CMM535 Assessment Submission Method: Dropbox on CampusMoodle page Responsible Academic: Benjamin Lacroix Weighting: 100% - this is the only assessment for this module Overview You are required to carry out the data science process on a public dataset of your choice

Question

CMM535 Assessment

Submission Method: Dropbox on CampusMoodle page

Responsible Academic: Benjamin Lacroix

Weighting: 100% - this is the only assessment for this module

Overview

You are required to carry out the data science process on a public dataset of your choice. Some relevant data sources were indicated in lectures.

The process should be carried out using RStudio and be reproducible.

Your data science process should include (at least):

• Any data preparation required

• An exploratory analysis of your data

• A supervised learning experiment (regression or classification)

• Evaluation

• Presentation of your results

Data Set Selection

Although you have freedom to choose a dataset, bear in mind the following constraints.

You need to know what the data represent, so you must have access to an adequate codebook or data dictionary.

Your main analysis must be a supervised learning experiment, either a regression or classification. In order to carry

out that analysis, you will need to form a rectangular multivariate dataset, i.e. a table of data where rows are instances and each column is a feature. In R terms, the data can be placed in a dataframe.

If it takes a lot of effort to construct the dataframe from the original data, this will be taken account of in marking, especially if significant extra skill is required. However, you should not allow this phase to dominate the project. In particular, it is very risky to embark on a project without having a clear process for generating the target format.

The correct size is big enough to be interesting, but not so large that you struggle to store and process the data. For example, we were able to do some interesting things with ‘mtcars’, but a good ML experiment probably needs more instances (rows) and may use more features (columns).

You may not use a dataset that you have used or are currently using for coursework in other modules.

Exploratory Data Analysis

The typical contents of an exploratory data analysis are described in the relevant lecture. For a modest number of features, an analysis of every feature should be presented.

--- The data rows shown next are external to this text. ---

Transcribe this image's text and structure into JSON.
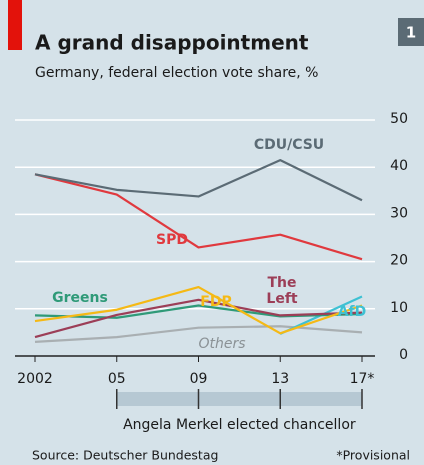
{
  "chart_data": {
    "type": "line",
    "title": "A grand disappointment",
    "subtitle": "Germany, federal election vote share, %",
    "badge": "1",
    "categories": [
      "2002",
      "05",
      "09",
      "13",
      "17*"
    ],
    "series": [
      {
        "name": "CDU/CSU",
        "color": "#5b6b75",
        "values": [
          38.5,
          35.2,
          33.8,
          41.5,
          33.0
        ]
      },
      {
        "name": "SPD",
        "color": "#e0393e",
        "values": [
          38.5,
          34.2,
          23.0,
          25.7,
          20.5
        ]
      },
      {
        "name": "FDP",
        "color": "#f5b915",
        "values": [
          7.4,
          9.8,
          14.6,
          4.8,
          10.7
        ]
      },
      {
        "name": "The Left",
        "color": "#9c3e57",
        "values": [
          4.0,
          8.7,
          11.9,
          8.6,
          9.2
        ]
      },
      {
        "name": "Greens",
        "color": "#2f9a78",
        "values": [
          8.6,
          8.1,
          10.7,
          8.4,
          8.9
        ]
      },
      {
        "name": "AfD",
        "color": "#3ec1d3",
        "values": [
          null,
          null,
          null,
          4.7,
          12.6
        ]
      },
      {
        "name": "Others",
        "color": "#a9afb2",
        "values": [
          3.0,
          4.0,
          6.0,
          6.3,
          5.0
        ]
      }
    ],
    "ylim": [
      0,
      50
    ],
    "yticks": [
      0,
      10,
      20,
      30,
      40,
      50
    ],
    "grid": true,
    "annotation": "Angela Merkel elected chancellor",
    "source": "Source: Deutscher Bundestag",
    "note": "*Provisional"
  }
}
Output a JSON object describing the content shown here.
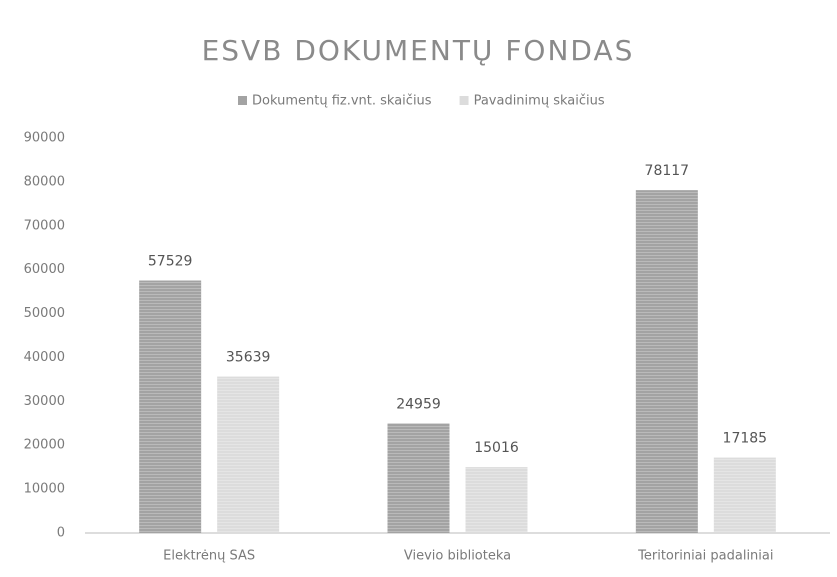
{
  "chart_data": {
    "type": "bar",
    "title": "ESVB DOKUMENTŲ FONDAS",
    "categories": [
      "Elektrėnų SAS",
      "Vievio biblioteka",
      "Teritoriniai padaliniai"
    ],
    "series": [
      {
        "name": "Dokumentų fiz.vnt. skaičius",
        "color": "#a3a3a3",
        "values": [
          57529,
          24959,
          78117
        ]
      },
      {
        "name": "Pavadinimų skaičius",
        "color": "#dcdcdc",
        "values": [
          35639,
          15016,
          17185
        ]
      }
    ],
    "ylim": [
      0,
      90000
    ],
    "yticks": [
      0,
      10000,
      20000,
      30000,
      40000,
      50000,
      60000,
      70000,
      80000,
      90000
    ],
    "grid": false,
    "legend": "top"
  }
}
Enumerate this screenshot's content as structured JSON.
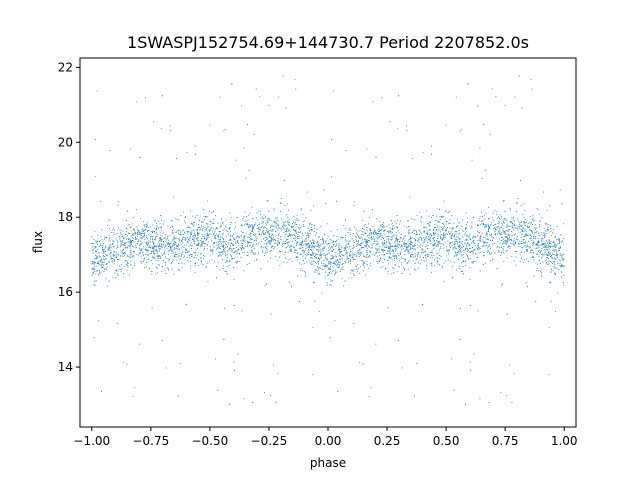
{
  "chart_data": {
    "type": "scatter",
    "title": "1SWASPJ152754.69+144730.7 Period 2207852.0s",
    "xlabel": "phase",
    "ylabel": "flux",
    "xlim": [
      -1.05,
      1.05
    ],
    "ylim": [
      12.4,
      22.25
    ],
    "xticks": [
      -1.0,
      -0.75,
      -0.5,
      -0.25,
      0.0,
      0.25,
      0.5,
      0.75,
      1.0
    ],
    "xtick_labels": [
      "−1.00",
      "−0.75",
      "−0.50",
      "−0.25",
      "0.00",
      "0.25",
      "0.50",
      "0.75",
      "1.00"
    ],
    "yticks": [
      14,
      16,
      18,
      20,
      22
    ],
    "ytick_labels": [
      "14",
      "16",
      "18",
      "20",
      "22"
    ],
    "grid": false,
    "point_color": "#1f77b4",
    "series": [
      {
        "phase_range": [
          -1.0,
          1.0
        ],
        "symmetric_about_phase": 0.0,
        "period_in_phase": 1.0,
        "num_points": 5000,
        "profile_phase": [
          0.0,
          0.1,
          0.2,
          0.3,
          0.4,
          0.5,
          0.6,
          0.7,
          0.8,
          0.9,
          1.0
        ],
        "profile_flux": [
          16.9,
          17.1,
          17.4,
          17.2,
          17.3,
          17.5,
          17.2,
          17.6,
          17.6,
          17.3,
          16.9
        ],
        "scatter_flux": 0.6,
        "outlier_flux_range": [
          12.9,
          21.8
        ]
      }
    ]
  }
}
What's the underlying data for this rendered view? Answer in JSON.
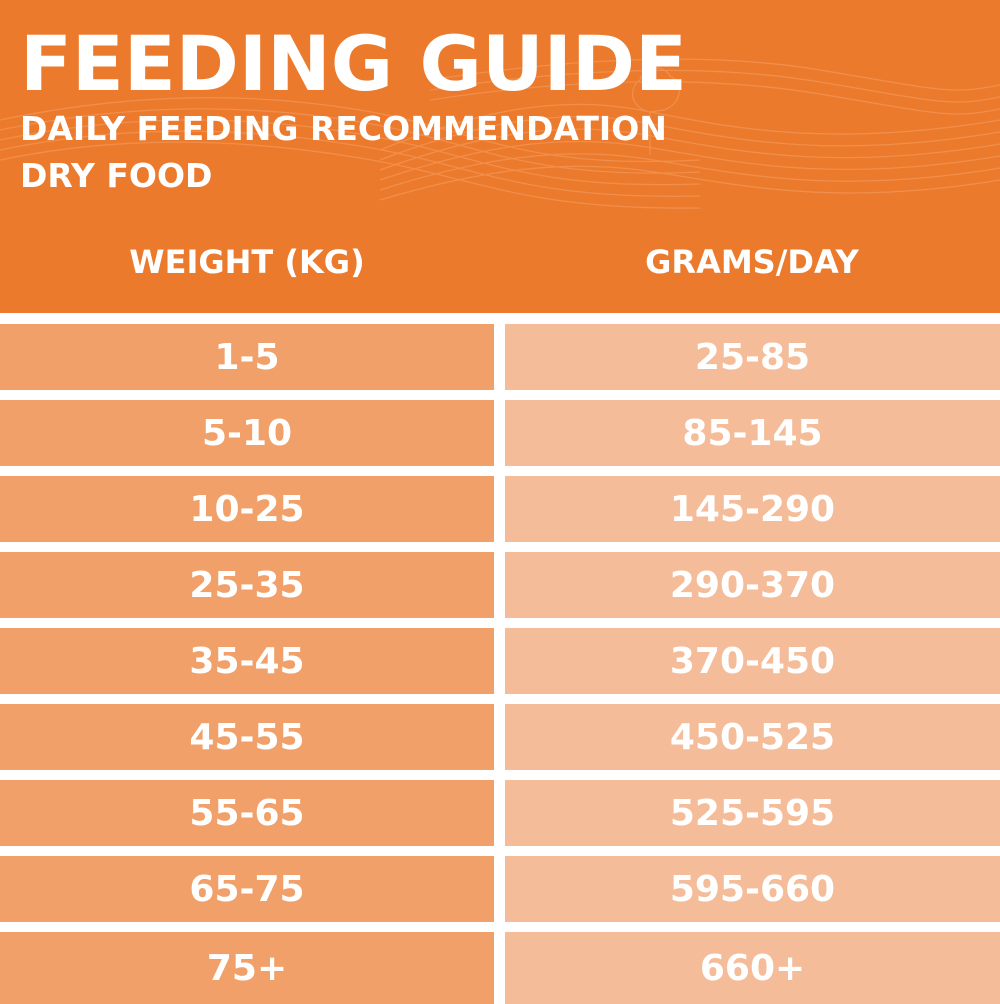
{
  "header": {
    "title": "FEEDING GUIDE",
    "subtitle": "DAILY FEEDING RECOMMENDATION",
    "subtitle2": "DRY FOOD"
  },
  "table": {
    "columns": [
      "WEIGHT (KG)",
      "GRAMS/DAY"
    ],
    "rows": [
      [
        "1-5",
        "25-85"
      ],
      [
        "5-10",
        "85-145"
      ],
      [
        "10-25",
        "145-290"
      ],
      [
        "25-35",
        "290-370"
      ],
      [
        "35-45",
        "370-450"
      ],
      [
        "45-55",
        "450-525"
      ],
      [
        "55-65",
        "525-595"
      ],
      [
        "65-75",
        "595-660"
      ],
      [
        "75+",
        "660+"
      ]
    ]
  },
  "colors": {
    "accent": "#ec7a2c",
    "weight_cell": "#f0a068",
    "grams_cell": "#f4bc98",
    "text": "#ffffff"
  }
}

If the number of features is larger, then you will need to be more selective.

You may include some investigation related to the questions that your main experiment will seek to answer. This element will be larger for some projects than others and credit will again be given as appropriate. Once again, you are advised not to let this get out of hand and prevent you from spending enough time on your main analysis.

Supervised Learning Experiment

You should define a supervised learning problem, either classification or regression. To do so, you will need to declare one of your features to be the target label. You will also need to specify your performance metric(s) e.g. accuracy, MSE.

Choose at least two algorithms and run an experiment to compare their performance on the data. The experiment will normally involve cross-validation or bootstrapping to estimate performance metrics. If you choose to use a

simple train-test split, you should explain why (it is possible that this is the best you can do for your specific

experiment).

As well as comparing different algorithms, you should try to achieve optimum performance for your chosen algorithms. For example: feature selection or extraction prior to running the algorithm; tuning the parameters of the

algorithm.

Finally, if the model provides any forms of insight on the data and the classification, the student must report it and reflect on it.

Evaluation

This should include a discussion of performance as measured by your chosen metric(s). Other questions you should address include: What did you learn from your data and which algorithm was more effective? Can you explain why your methods were effective or ineffective? Which features were the most important predictors of the target label?

Presentation of Results

You should produce a technical report explaining your process from start to finish. The report should be generated by ‘knitting’ an R script in .Rmd or .Rnw format. The document should give enough information to allow the reader to exactly reproduce your analysis (typically by citing the data source and including all processing commands).

You should also produce a short report on your project for a non-technical audience. The intended audience may be

the general public or a specific group with a presumed interest in the data. This should briefly explain what the data is and why your audience should be interested in it, as well as summarising your conclusions.
Deliverables

Final report submission:

• An R file containing all commands and discussion. (.Rmd or .Rnw)

• The document generated by knitting the R file. (.docx or .pdf)

• A non-technical report: maximum one-page text plus appendix with one or two figures that support the text

(.docx or .pdf).

A drop box for submission will be provided on the module’s CampusMoodle page. The three files should be uploaded separately. Files must not be zipped.

Grading Guidelines

Coursework submissions will be given an overall grade from A-F and that grade will be the final grade for the module. The overall grade will be calculated from three equally weighted component grades, described as follows:

1) Preparation of data and exploratory analysis.

2) Supervised learning experiment.

3) Description of process and presentation of results.